In developing the maps, Crenshaw has realized she will need to consult with other scholars to gain a better understanding of the relationship between the militant groups and their regions and conflicts. So the next stage is to see if she can get a new Minerva grant to commission two-dozen experts in various conflicts and regions of the world to do further analysis. This new project would build on the mapping study and culminate in an edited volume, a policy workshop and ultimately a Stanford conference during which scholars would present a series of case studies on militant organizations.

The idea for the “mapping” project emerged from a study Crenshaw was working on in 2008, supported by the Department of Homeland Security, in which she tried to gain a better understanding of why the U.S. was being targeted by certain terrorist groups.

She noticed that groups that seemed to share characteristics, including animosity toward the U.S., still behaved in different ways at different times. Some targeted the U.S. Others didn’t, she said, even though they were exposed to the same environmental pressures and constraints.

She realized that understanding the differentials in behavior meant looking at the “micropolitics” — how these groups emerged, splintered and sometimes recombined over time. She also noticed that scholars, journalists and policymakers were often looking for well-researched, up-to-date profiles of these groups, but that no one was providing it. The studies that did exist tended to focus on rivalry and fragmentation among groups, but less on their cooperation and the diversity of kinds of rivalry.

One way to approach it, she thought, was to simply write a series of reports that explore the interactions among various groups. A better way, though, was to express the data visually — more like a weather map — so it could be more quickly and easily understood.

“You have to be able to visualize things,” Crenshaw said. “You can learn things more easily than if you were just looking at statistics.”

One of the first steps was finding help for the more technical component — a job handled by Daniel Cassman, then an undergraduate in CISAC’s honor’s program studying international relations and computer science. Cassman, now a Stanford Law School student, constructed the diagrams and the database. What had been a sketch of an idea was now closer to reality.

Crenshaw has since worked with more than a dozen undergraduate and graduate students, including Rachel Gillum, a PhD candidate in political science and the project’s chief editor and lead research assistant since 2010.

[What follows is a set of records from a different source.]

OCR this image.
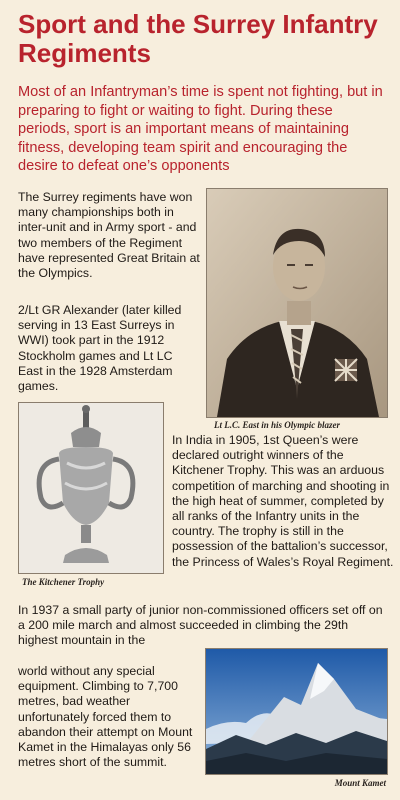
Sport and the Surrey Infantry Regiments

Most of an Infantryman’s time is spent not fighting, but in preparing to fight or waiting to fight. During these periods, sport is an important means of maintaining fitness, developing team spirit and encouraging the desire to defeat one’s opponents

The Surrey regiments have won many championships both in inter-unit and in Army sport - and two members of the Regiment have represented Great Britain at the Olympics.

2/Lt GR Alexander (later killed serving in 13 East Surreys in WWI) took part in the 1912 Stockholm games and Lt LC East in the 1928 Amsterdam games.

Lt L.C. East in his Olympic blazer
The Kitchener Trophy

In India in 1905, 1st Queen’s were declared outright winners of the Kitchener Trophy. This was an arduous competition of marching and shooting in the high heat of summer, completed by all ranks of the Infantry units in the country. The trophy is still in the possession of the battalion’s successor, the Princess of Wales’s Royal Regiment.

In 1937 a small party of junior non-commissioned officers set off on a 200 mile march and almost succeeded in climbing the 29th highest mountain in the

world without any special equipment. Climbing to 7,700 metres, bad weather unfortunately forced them to abandon their attempt on Mount Kamet in the Himalayas only 56 metres short of the summit.

Mount Kamet
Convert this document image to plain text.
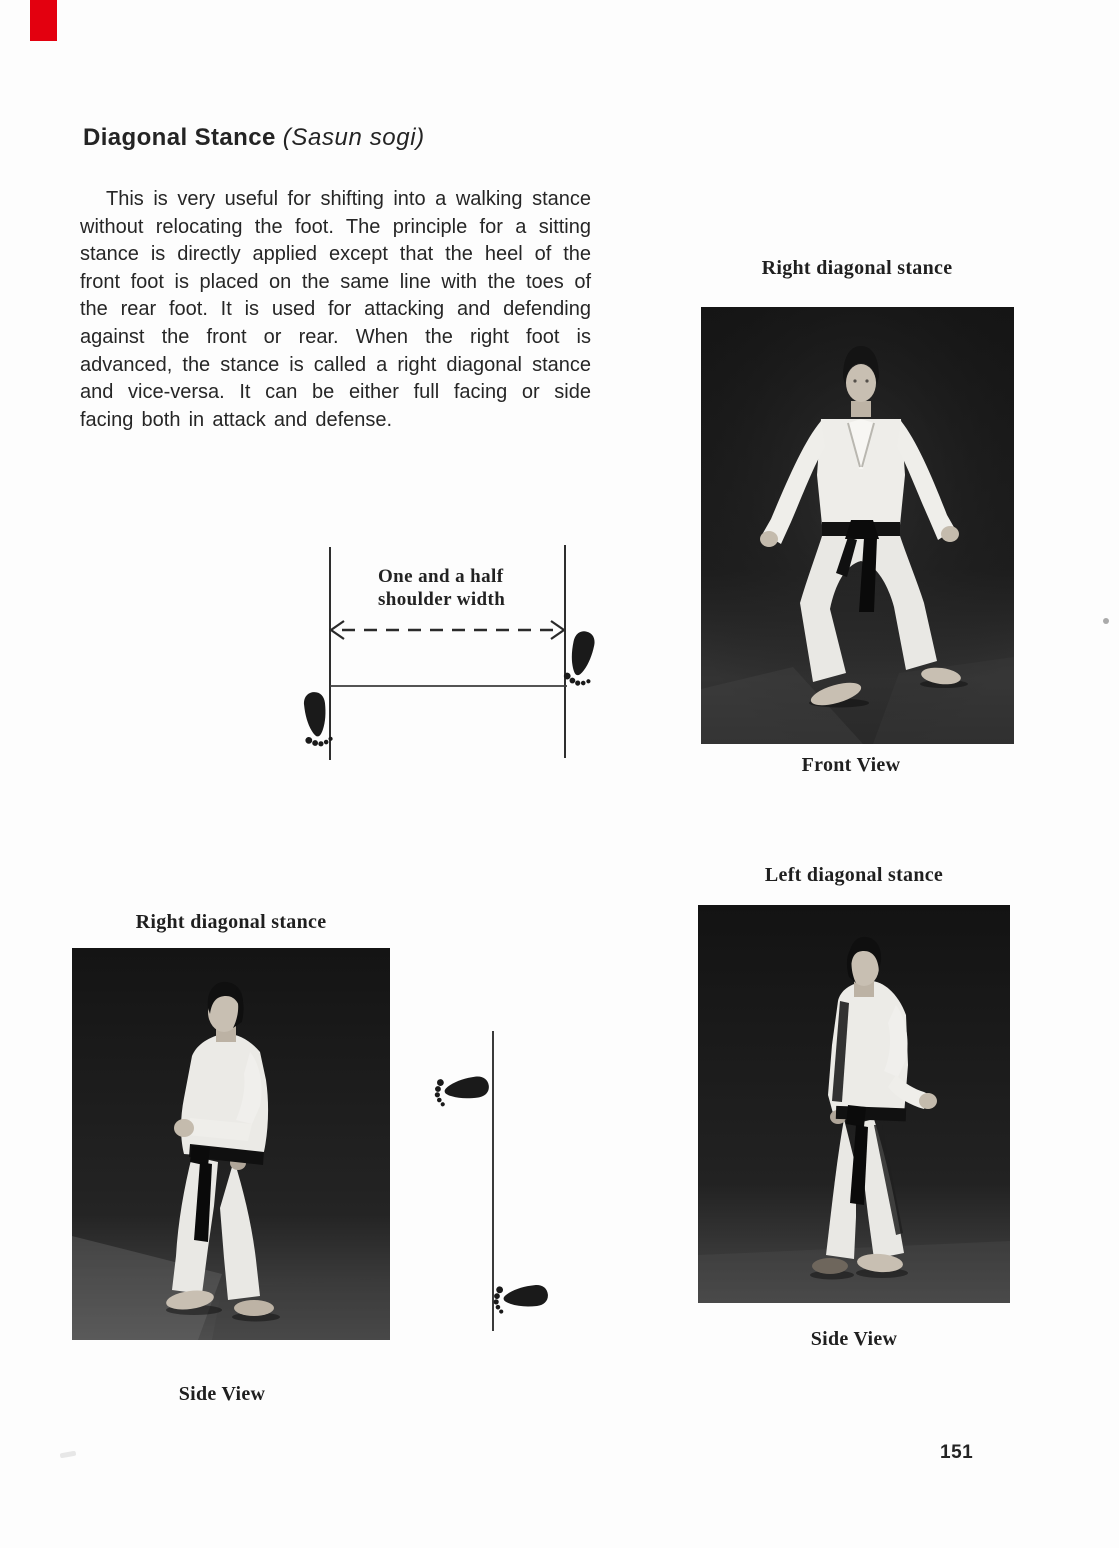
Diagonal Stance (Sasun sogi)
This is very useful for shifting into a walking stance without relocating the foot. The principle for a sitting stance is directly applied except that the heel of the front foot is placed on the same line with the toes of the rear foot. It is used for attacking and defending against the front or rear. When the right foot is advanced, the stance is called a right diagonal stance and vice-versa. It can be either full facing or side facing both in attack and defense.
One and a half
shoulder width
Right diagonal stance
Front View
Right diagonal stance
Side View
Left diagonal stance
Side View
151
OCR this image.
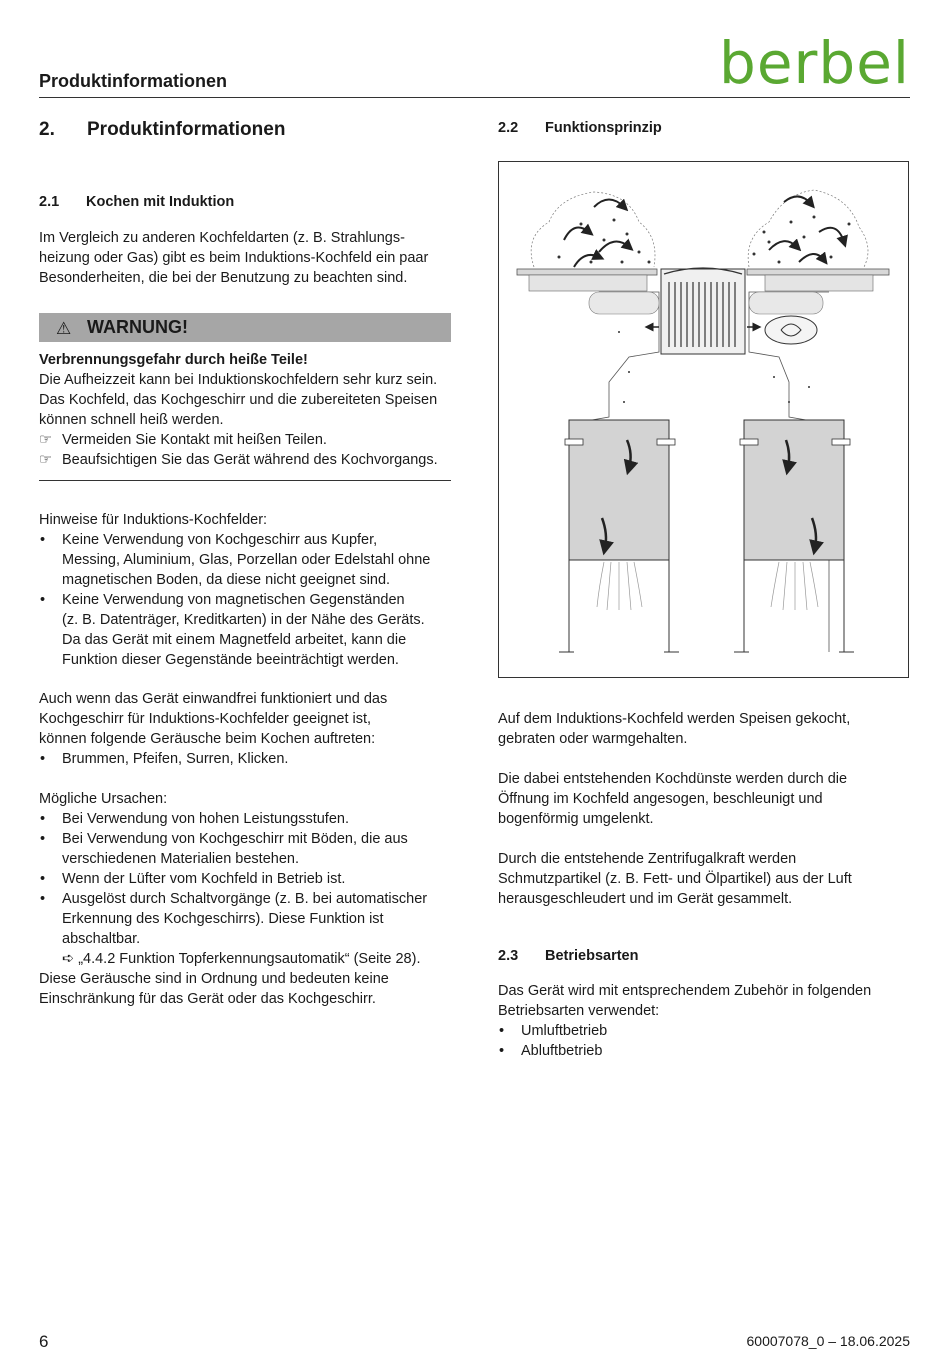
Produktinformationen	berbel
2. Produktinformationen
2.1 Kochen mit Induktion

Im Vergleich zu anderen Kochfeldarten (z. B. Strahlungs-

heizung oder Gas) gibt es beim Induktions-Kochfeld ein paar

Besonderheiten, die bei der Benutzung zu beachten sind.

⚠ WARNUNG!

Verbrennungsgefahr durch heiße Teile!

Die Aufheizzeit kann bei Induktionskochfeldern sehr kurz sein.

Das Kochfeld, das Kochgeschirr und die zubereiteten Speisen

können schnell heiß werden.

☞ Vermeiden Sie Kontakt mit heißen Teilen.

☞ Beaufsichtigen Sie das Gerät während des Kochvorgangs.

Hinweise für Induktions-Kochfelder:

• Keine Verwendung von Kochgeschirr aus Kupfer,
Messing, Aluminium, Glas, Porzellan oder Edelstahl ohne
magnetischen Boden, da diese nicht geeignet sind.
• Keine Verwendung von magnetischen Gegenständen
(z. B. Datenträger, Kreditkarten) in der Nähe des Geräts.
Da das Gerät mit einem Magnetfeld arbeitet, kann die
Funktion dieser Gegenstände beeinträchtigt werden.

Auch wenn das Gerät einwandfrei funktioniert und das

Kochgeschirr für Induktions-Kochfelder geeignet ist,

können folgende Geräusche beim Kochen auftreten:

• Brummen, Pfeifen, Surren, Klicken.

Mögliche Ursachen:

• Bei Verwendung von hohen Leistungsstufen.
• Bei Verwendung von Kochgeschirr mit Böden, die aus
verschiedenen Materialien bestehen.
• Wenn der Lüfter vom Kochfeld in Betrieb ist.
• Ausgelöst durch Schaltvorgänge (z. B. bei automatischer
Erkennung des Kochgeschirrs). Diese Funktion ist
abschaltbar.

➪ „4.4.2 Funktion Topferkennungsautomatik“ (Seite 28).

Diese Geräusche sind in Ordnung und bedeuten keine

Einschränkung für das Gerät oder das Kochgeschirr.

2.2 Funktionsprinzip

Auf dem Induktions-Kochfeld werden Speisen gekocht,

gebraten oder warmgehalten.

Die dabei entstehenden Kochdünste werden durch die

Öffnung im Kochfeld angesogen, beschleunigt und

bogenförmig umgelenkt.

Durch die entstehende Zentrifugalkraft werden

Schmutzpartikel (z. B. Fett- und Ölpartikel) aus der Luft

herausgeschleudert und im Gerät gesammelt.

2.3 Betriebsarten

Das Gerät wird mit entsprechendem Zubehör in folgenden

Betriebsarten verwendet:

• Umluftbetrieb
• Abluftbetrieb
6	60007078_0 – 18.06.2025
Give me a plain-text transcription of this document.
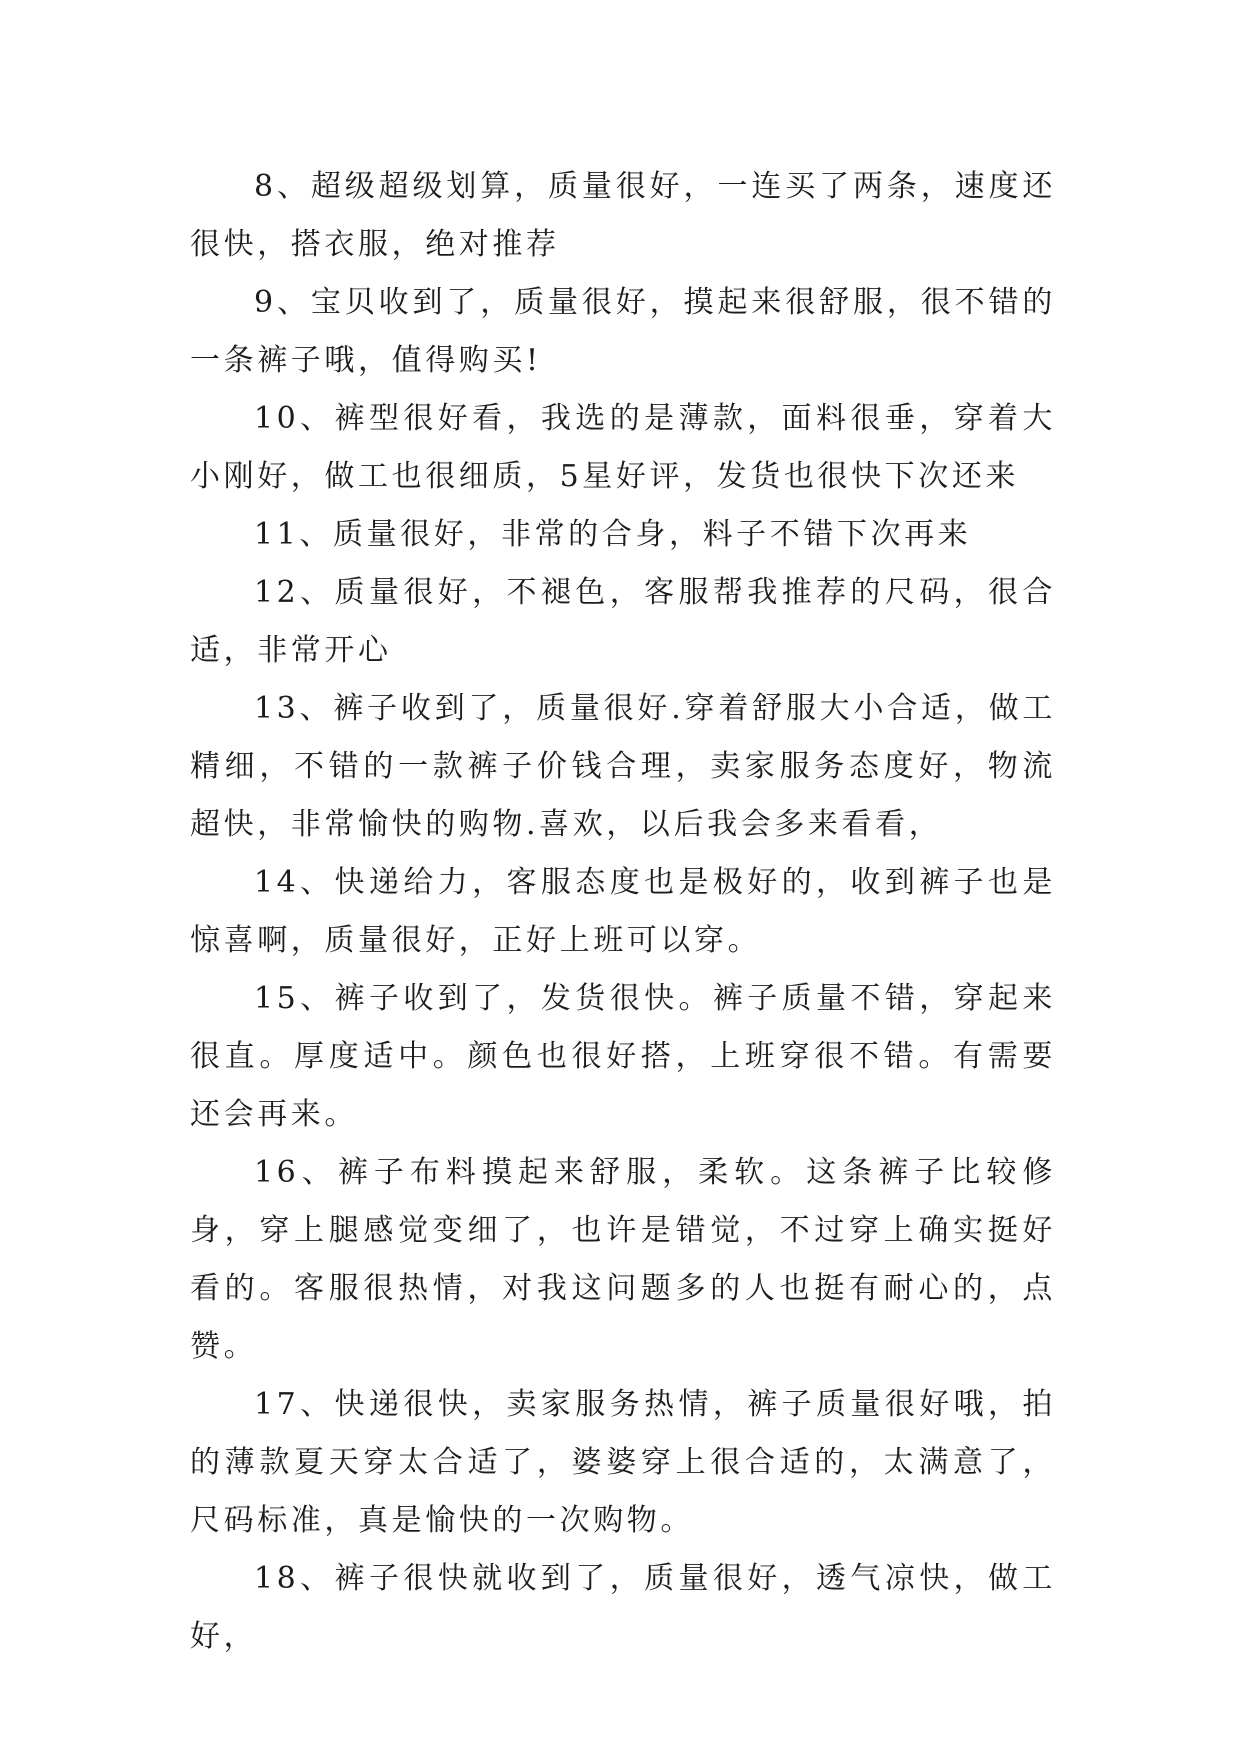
8、超级超级划算，质量很好，一连买了两条，速度还很快，搭衣服，绝对推荐

9、宝贝收到了，质量很好，摸起来很舒服，很不错的一条裤子哦，值得购买!

10、裤型很好看，我选的是薄款，面料很垂，穿着大小刚好，做工也很细质，5星好评，发货也很快下次还来

11、质量很好，非常的合身，料子不错下次再来

12、质量很好，不褪色，客服帮我推荐的尺码，很合适，非常开心

13、裤子收到了，质量很好.穿着舒服大小合适，做工精细，不错的一款裤子价钱合理，卖家服务态度好，物流超快，非常愉快的购物.喜欢，以后我会多来看看，

14、快递给力，客服态度也是极好的，收到裤子也是惊喜啊，质量很好，正好上班可以穿。

15、裤子收到了，发货很快。裤子质量不错，穿起来很直。厚度适中。颜色也很好搭，上班穿很不错。有需要还会再来。

16、裤子布料摸起来舒服，柔软。这条裤子比较修身，穿上腿感觉变细了，也许是错觉，不过穿上确实挺好看的。客服很热情，对我这问题多的人也挺有耐心的，点赞。

17、快递很快，卖家服务热情，裤子质量很好哦，拍的薄款夏天穿太合适了，婆婆穿上很合适的，太满意了，尺码标准，真是愉快的一次购物。

18、裤子很快就收到了，质量很好，透气凉快，做工好，
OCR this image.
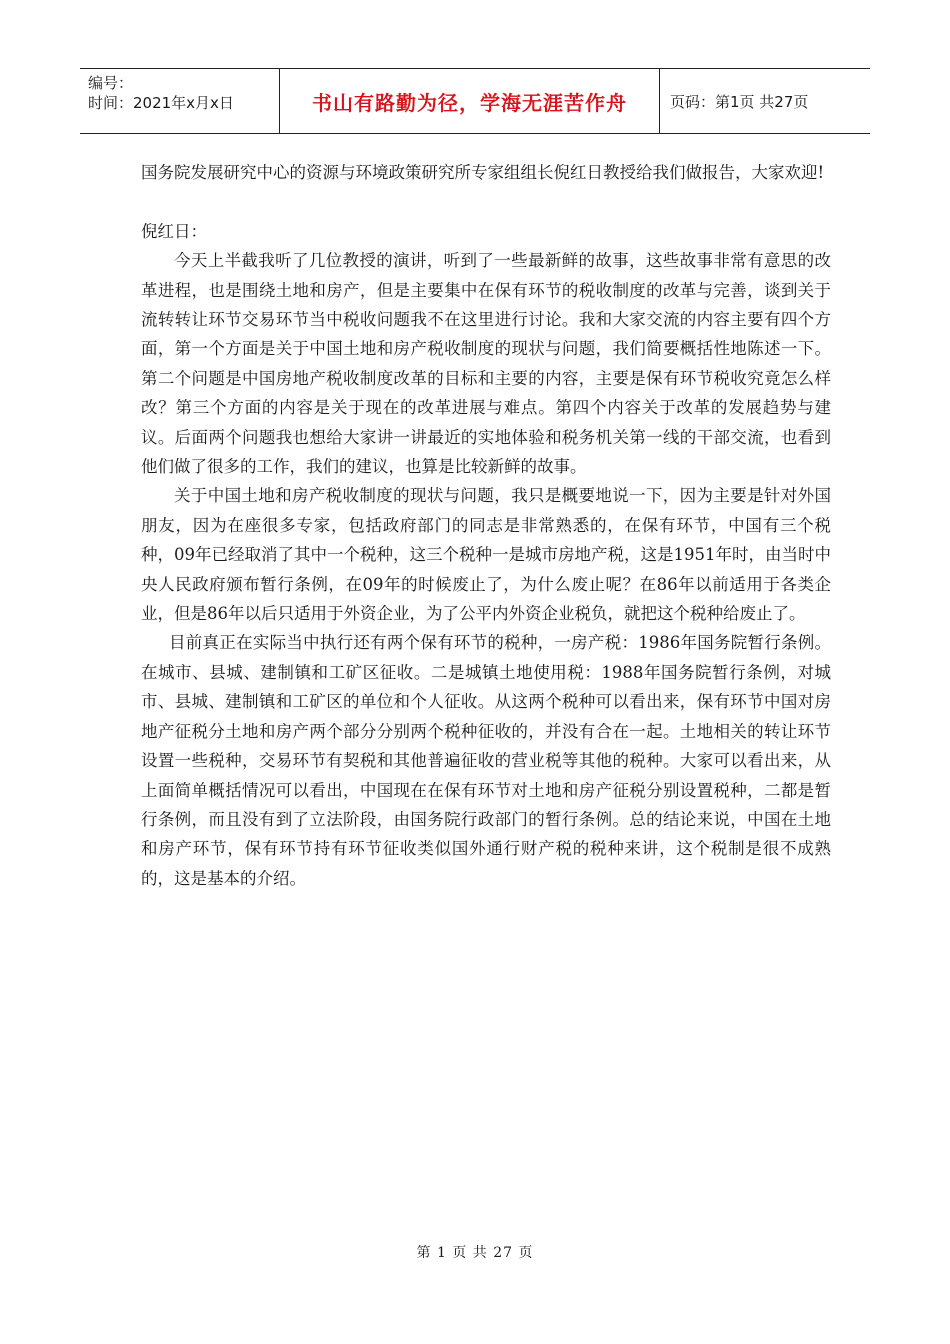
编号：
时间：2021年x月x日	书山有路勤为径，学海无涯苦作舟	页码：第1页 共27页

国务院发展研究中心的资源与环境政策研究所专家组组长倪红日教授给我们做报告，大家欢迎!

倪红日：

今天上半截我听了几位教授的演讲，听到了一些最新鲜的故事，这些故事非常有意思的改革进程，也是围绕土地和房产，但是主要集中在保有环节的税收制度的改革与完善，谈到关于流转转让环节交易环节当中税收问题我不在这里进行讨论。我和大家交流的内容主要有四个方面，第一个方面是关于中国土地和房产税收制度的现状与问题，我们简要概括性地陈述一下。第二个问题是中国房地产税收制度改革的目标和主要的内容，主要是保有环节税收究竟怎么样改？第三个方面的内容是关于现在的改革进展与难点。第四个内容关于改革的发展趋势与建议。后面两个问题我也想给大家讲一讲最近的实地体验和税务机关第一线的干部交流，也看到他们做了很多的工作，我们的建议，也算是比较新鲜的故事。

关于中国土地和房产税收制度的现状与问题，我只是概要地说一下，因为主要是针对外国朋友，因为在座很多专家，包括政府部门的同志是非常熟悉的，在保有环节，中国有三个税种，09年已经取消了其中一个税种，这三个税种一是城市房地产税，这是1951年时，由当时中央人民政府颁布暂行条例，在09年的时候废止了，为什么废止呢？在86年以前适用于各类企业，但是86年以后只适用于外资企业，为了公平内外资企业税负，就把这个税种给废止了。

目前真正在实际当中执行还有两个保有环节的税种，一房产税：1986年国务院暂行条例。在城市、县城、建制镇和工矿区征收。二是城镇土地使用税：1988年国务院暂行条例，对城市、县城、建制镇和工矿区的单位和个人征收。从这两个税种可以看出来，保有环节中国对房地产征税分土地和房产两个部分分别两个税种征收的，并没有合在一起。土地相关的转让环节设置一些税种，交易环节有契税和其他普遍征收的营业税等其他的税种。大家可以看出来，从上面简单概括情况可以看出，中国现在在保有环节对土地和房产征税分别设置税种，二都是暂行条例，而且没有到了立法阶段，由国务院行政部门的暂行条例。总的结论来说，中国在土地和房产环节，保有环节持有环节征收类似国外通行财产税的税种来讲，这个税制是很不成熟的，这是基本的介绍。

第 1 页 共 27 页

One of Crenshaw’s goals is to give both academic and government researchers access to the data, so they can build maps and profiles that might be useful for their own purposes.

She said intelligence analysts could populate the profiles with classified information that is unavailable to her. She said the data will allow for a better understanding of how these groups “form, split, merge, collaborate, compete, shift ideological direction, adopt or renounce violence, grow, shrink, and eventually decline over time.”

That’s key to explaining their behavior, she said — and to crafting an effective policy to combat them.